In March, the Lithuanian Supreme Court issued a ruling, specifying that sending nude pics to one’s partner should not be considered distribution of pornography, but instead be seen as something falling under the right to privacy.
The court was considering a case where a man was given a 2,500-euro fine for an intimate video shared with his girlfriend.
“The situation was that this person was convicted for sending footage of his penis to his girlfriend,” Iveta Jarašiūnaitė, a lawyer, has told LRT RADIO. “The footage showed a third person performing oral sex on this man.”
The man appealed the decision and the case went all the way to the Supreme Court.
“The court said that sending visual material with pornographic content from one partner to another, where the information is exclusively related to them and is intended for their personal use, is part of the right to privacy of those persons,” says Jarašiūnaitė.
Curiously, the court rejected the man’s plea to cancel his conviction and the fine, arguing that the footage contained another person who was not shown to have given permission to share the footage.

Strict rules
Lithuania has some of the strictest laws on pornography, notes Jarašiūnaitė.
The Criminal Code currently provides penalties for the production (with intent to distribute), acquisition, and distribution of pornography. The punishments range from community service, a fine, restriction of liberty to imprisonment for up to one year.
This also included messages with sexually explicit images and videos sent to one’s partner. “Of course, in practice, sending a photo would not result in a prison sentence, but it was a punishable offence,” says Jarašiūnaitė.
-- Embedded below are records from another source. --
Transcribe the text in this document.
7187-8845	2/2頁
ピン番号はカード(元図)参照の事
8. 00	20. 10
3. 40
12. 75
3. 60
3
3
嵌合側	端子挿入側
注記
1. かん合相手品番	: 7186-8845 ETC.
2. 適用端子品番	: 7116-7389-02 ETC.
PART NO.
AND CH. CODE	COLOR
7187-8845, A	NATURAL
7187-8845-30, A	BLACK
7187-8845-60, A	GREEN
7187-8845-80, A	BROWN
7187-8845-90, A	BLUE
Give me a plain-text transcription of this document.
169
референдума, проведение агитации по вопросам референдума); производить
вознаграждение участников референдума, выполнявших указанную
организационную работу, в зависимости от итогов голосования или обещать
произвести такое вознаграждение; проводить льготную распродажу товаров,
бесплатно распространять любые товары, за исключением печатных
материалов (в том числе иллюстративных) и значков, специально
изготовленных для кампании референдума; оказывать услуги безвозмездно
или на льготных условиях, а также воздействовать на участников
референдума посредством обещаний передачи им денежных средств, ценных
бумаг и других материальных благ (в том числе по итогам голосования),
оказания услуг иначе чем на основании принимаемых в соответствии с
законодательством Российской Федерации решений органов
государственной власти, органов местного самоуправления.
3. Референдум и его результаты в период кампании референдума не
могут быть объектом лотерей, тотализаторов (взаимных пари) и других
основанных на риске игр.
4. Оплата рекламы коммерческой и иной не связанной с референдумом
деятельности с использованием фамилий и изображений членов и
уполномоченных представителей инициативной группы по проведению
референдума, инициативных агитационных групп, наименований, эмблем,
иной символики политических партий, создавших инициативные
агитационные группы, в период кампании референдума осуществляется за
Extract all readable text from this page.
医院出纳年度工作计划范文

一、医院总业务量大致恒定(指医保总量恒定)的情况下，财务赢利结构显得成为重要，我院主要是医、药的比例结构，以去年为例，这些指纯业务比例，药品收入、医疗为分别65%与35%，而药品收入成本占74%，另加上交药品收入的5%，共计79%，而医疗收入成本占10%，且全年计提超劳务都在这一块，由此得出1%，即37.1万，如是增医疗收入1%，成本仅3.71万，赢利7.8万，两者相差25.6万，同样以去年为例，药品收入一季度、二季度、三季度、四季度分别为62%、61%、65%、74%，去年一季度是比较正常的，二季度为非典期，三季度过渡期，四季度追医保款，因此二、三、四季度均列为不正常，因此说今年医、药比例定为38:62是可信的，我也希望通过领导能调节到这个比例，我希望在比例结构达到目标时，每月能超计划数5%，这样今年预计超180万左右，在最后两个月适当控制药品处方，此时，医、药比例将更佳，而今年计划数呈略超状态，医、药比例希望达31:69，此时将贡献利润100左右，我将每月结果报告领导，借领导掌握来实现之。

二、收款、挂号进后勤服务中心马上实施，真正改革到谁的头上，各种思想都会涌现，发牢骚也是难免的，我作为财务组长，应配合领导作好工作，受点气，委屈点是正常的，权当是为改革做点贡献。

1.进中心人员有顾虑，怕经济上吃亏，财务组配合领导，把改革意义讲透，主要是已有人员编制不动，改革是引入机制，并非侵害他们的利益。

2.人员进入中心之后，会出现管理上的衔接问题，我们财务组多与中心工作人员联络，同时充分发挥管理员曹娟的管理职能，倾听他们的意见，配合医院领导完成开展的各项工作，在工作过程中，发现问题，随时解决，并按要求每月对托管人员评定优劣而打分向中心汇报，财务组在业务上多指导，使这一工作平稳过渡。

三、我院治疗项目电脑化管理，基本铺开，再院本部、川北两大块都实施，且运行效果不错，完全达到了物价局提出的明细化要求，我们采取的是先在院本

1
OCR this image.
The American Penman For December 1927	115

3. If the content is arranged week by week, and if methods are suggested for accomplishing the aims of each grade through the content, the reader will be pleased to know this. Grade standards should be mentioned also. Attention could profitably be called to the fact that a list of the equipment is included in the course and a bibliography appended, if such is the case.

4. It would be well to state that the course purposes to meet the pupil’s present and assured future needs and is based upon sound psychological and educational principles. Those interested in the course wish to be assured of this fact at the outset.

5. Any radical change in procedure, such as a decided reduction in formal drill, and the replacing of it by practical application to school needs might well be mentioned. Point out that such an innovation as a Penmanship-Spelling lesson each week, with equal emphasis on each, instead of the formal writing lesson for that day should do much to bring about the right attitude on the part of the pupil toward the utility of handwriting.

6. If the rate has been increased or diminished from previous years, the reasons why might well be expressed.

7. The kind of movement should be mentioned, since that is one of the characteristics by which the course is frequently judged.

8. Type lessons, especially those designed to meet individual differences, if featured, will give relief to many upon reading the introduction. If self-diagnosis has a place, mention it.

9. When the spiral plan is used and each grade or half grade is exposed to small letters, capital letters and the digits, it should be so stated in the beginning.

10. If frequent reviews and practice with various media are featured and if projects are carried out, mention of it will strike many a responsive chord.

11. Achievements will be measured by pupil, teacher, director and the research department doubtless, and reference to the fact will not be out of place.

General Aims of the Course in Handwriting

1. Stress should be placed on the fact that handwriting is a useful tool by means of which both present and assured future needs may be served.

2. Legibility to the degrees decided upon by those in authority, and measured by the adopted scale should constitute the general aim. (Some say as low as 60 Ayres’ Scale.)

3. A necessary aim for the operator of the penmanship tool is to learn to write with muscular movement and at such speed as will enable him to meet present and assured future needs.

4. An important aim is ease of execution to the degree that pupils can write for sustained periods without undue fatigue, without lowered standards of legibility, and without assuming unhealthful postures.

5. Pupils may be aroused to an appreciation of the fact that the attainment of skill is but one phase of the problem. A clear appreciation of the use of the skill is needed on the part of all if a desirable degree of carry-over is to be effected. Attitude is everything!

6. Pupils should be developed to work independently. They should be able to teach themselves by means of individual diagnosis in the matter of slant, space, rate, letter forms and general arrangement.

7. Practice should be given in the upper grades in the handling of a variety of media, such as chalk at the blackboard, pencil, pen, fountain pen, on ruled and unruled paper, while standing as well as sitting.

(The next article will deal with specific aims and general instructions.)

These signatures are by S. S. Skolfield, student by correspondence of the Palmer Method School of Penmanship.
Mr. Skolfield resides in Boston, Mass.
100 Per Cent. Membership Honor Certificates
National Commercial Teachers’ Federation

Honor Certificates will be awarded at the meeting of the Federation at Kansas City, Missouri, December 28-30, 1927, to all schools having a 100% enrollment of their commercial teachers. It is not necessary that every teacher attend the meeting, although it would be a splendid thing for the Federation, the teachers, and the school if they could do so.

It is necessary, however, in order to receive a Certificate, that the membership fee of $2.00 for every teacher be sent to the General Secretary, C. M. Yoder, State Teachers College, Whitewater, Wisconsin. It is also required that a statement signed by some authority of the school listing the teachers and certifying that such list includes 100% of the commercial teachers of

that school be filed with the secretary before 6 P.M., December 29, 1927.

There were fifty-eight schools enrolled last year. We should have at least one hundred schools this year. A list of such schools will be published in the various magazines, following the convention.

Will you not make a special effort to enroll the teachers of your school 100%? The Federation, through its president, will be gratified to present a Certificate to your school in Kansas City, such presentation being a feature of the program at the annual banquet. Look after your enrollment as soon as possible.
According to her, the police would not check people’s phones for sexts. Usually, if a person was investigated for something else, the police could come across sexual messages accidentally.
Recipients of sexual messages would rarely go to the police, she adds, since “most don’t even know it’s a crime”.
According to Jarašiūtė, when it comes to legal bans on pornography, Lithuania is in one company with countries like Belarus, Iran, Syria, and Egypt. In most European countries, she adds, pornography is fully or partially legal.
The current Criminal Code was adopted in 2003. Back then, Jarašiūtė notes, Lithuania was a more conservative society and there was no technology for sexting.
However, even though the law prohibits the “acquisition of pornography”, one is not in danger of getting fined for watching pornography online, the lawyer reassures, since “it’s on foreign websites, not Lithuanian”.